Was the CRT filter always a part of the plan?
Yes, that was always the plan. Many people used CRT TVs when playing on their N64s and the screen blurred out the blocky pixels that come from using a lower resolution. A lot of graphics at that time were designed around that effect, so we decided that a CRT filter would be required for an authentic experience.
We’re aware that some people have requested the ability to turn the CRT filter on and off, however this wouldn’t be a simple thing to implement as it requires additional art (UI), design and test work. We also feel it significantly reduces the quality of the rest of the 64-bit Tonic, so we’ve opted out of doing so.
Is there something you wanted to do which didn’t work out or had to be changed?
I originally wanted to use the “Replacement Shader” feature in Unity, but found that it was far too slow, so instead I replaced all shaders on all required materials when the player switches into 64-Bit mode.
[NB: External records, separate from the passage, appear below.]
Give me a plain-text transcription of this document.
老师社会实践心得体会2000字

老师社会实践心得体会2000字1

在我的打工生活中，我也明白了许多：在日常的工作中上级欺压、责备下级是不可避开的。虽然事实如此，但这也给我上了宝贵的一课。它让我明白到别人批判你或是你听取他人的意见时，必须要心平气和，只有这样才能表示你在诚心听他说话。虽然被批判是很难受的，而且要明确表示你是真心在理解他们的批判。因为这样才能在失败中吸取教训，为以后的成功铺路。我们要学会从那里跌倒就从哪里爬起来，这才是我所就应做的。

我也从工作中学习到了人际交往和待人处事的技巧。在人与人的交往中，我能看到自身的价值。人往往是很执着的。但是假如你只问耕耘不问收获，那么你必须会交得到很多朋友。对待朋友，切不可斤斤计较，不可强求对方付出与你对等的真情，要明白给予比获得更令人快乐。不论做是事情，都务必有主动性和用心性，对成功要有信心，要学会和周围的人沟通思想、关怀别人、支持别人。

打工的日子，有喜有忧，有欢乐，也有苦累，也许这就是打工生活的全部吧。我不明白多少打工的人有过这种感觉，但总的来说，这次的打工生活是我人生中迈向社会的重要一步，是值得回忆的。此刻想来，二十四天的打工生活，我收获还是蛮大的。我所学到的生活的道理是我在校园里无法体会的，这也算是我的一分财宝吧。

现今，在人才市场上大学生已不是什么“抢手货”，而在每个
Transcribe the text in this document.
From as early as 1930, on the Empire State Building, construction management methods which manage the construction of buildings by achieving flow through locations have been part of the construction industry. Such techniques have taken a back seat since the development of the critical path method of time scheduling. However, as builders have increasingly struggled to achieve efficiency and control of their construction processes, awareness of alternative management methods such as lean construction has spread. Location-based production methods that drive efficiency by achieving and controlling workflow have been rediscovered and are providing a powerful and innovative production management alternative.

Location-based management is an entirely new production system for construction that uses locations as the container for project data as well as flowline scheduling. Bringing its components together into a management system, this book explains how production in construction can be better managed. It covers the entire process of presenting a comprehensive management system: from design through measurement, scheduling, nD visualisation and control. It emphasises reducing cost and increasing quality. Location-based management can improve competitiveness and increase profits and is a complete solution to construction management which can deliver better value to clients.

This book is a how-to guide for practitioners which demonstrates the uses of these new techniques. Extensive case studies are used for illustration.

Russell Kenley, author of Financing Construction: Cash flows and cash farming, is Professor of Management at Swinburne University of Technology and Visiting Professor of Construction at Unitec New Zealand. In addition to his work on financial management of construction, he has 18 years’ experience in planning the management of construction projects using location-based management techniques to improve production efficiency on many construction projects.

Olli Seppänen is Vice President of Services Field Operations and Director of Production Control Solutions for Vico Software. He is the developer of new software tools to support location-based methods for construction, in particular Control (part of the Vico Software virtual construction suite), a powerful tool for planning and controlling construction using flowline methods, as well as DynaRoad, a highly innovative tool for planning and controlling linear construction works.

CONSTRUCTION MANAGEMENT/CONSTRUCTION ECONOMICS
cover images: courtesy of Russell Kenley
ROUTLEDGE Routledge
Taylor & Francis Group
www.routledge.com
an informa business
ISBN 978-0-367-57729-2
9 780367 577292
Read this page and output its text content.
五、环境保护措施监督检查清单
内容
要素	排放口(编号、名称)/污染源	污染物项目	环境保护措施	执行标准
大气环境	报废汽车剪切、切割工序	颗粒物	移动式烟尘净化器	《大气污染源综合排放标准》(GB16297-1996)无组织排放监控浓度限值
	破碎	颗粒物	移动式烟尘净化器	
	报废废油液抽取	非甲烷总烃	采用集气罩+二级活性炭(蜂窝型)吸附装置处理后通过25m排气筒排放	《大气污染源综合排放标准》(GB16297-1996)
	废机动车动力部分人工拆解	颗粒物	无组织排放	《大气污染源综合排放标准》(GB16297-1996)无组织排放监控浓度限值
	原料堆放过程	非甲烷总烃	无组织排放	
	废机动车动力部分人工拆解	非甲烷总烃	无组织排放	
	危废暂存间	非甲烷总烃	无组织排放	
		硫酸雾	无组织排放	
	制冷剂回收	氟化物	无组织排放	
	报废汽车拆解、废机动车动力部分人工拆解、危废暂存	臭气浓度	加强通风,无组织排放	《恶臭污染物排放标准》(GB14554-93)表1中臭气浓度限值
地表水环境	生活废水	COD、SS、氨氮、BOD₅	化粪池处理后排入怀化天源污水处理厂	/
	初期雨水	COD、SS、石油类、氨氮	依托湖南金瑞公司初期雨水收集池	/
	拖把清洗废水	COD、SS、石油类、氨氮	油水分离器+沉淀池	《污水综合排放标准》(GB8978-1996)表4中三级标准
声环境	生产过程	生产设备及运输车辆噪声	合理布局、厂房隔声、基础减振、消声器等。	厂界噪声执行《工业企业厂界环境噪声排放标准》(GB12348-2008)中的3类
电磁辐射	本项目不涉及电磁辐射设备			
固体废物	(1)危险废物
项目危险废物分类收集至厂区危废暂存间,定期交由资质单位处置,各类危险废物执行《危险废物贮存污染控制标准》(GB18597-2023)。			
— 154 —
This was significantly more work to program, but making things speedier was worth it.
What were the biggest challenges you faced?
The biggest challenge was writing 64-bit approximations of the various special effect shaders, and making sure that various scripted changes still worked correctly. Circumnavigating individual platform bugs/glitches, performance on console and avoiding projectiles thrown at me by Lee are worthy mentions too.
What aspect of the 64-bit Tonic makes you particularly proud?
We are using a layered shader for a lot of the terrain, which blends smoothly between different ground materials. The 64-bit version of that shader just picks the material with the highest weight, which gives a surprisingly effective low-poly look on things like paths or grass patches.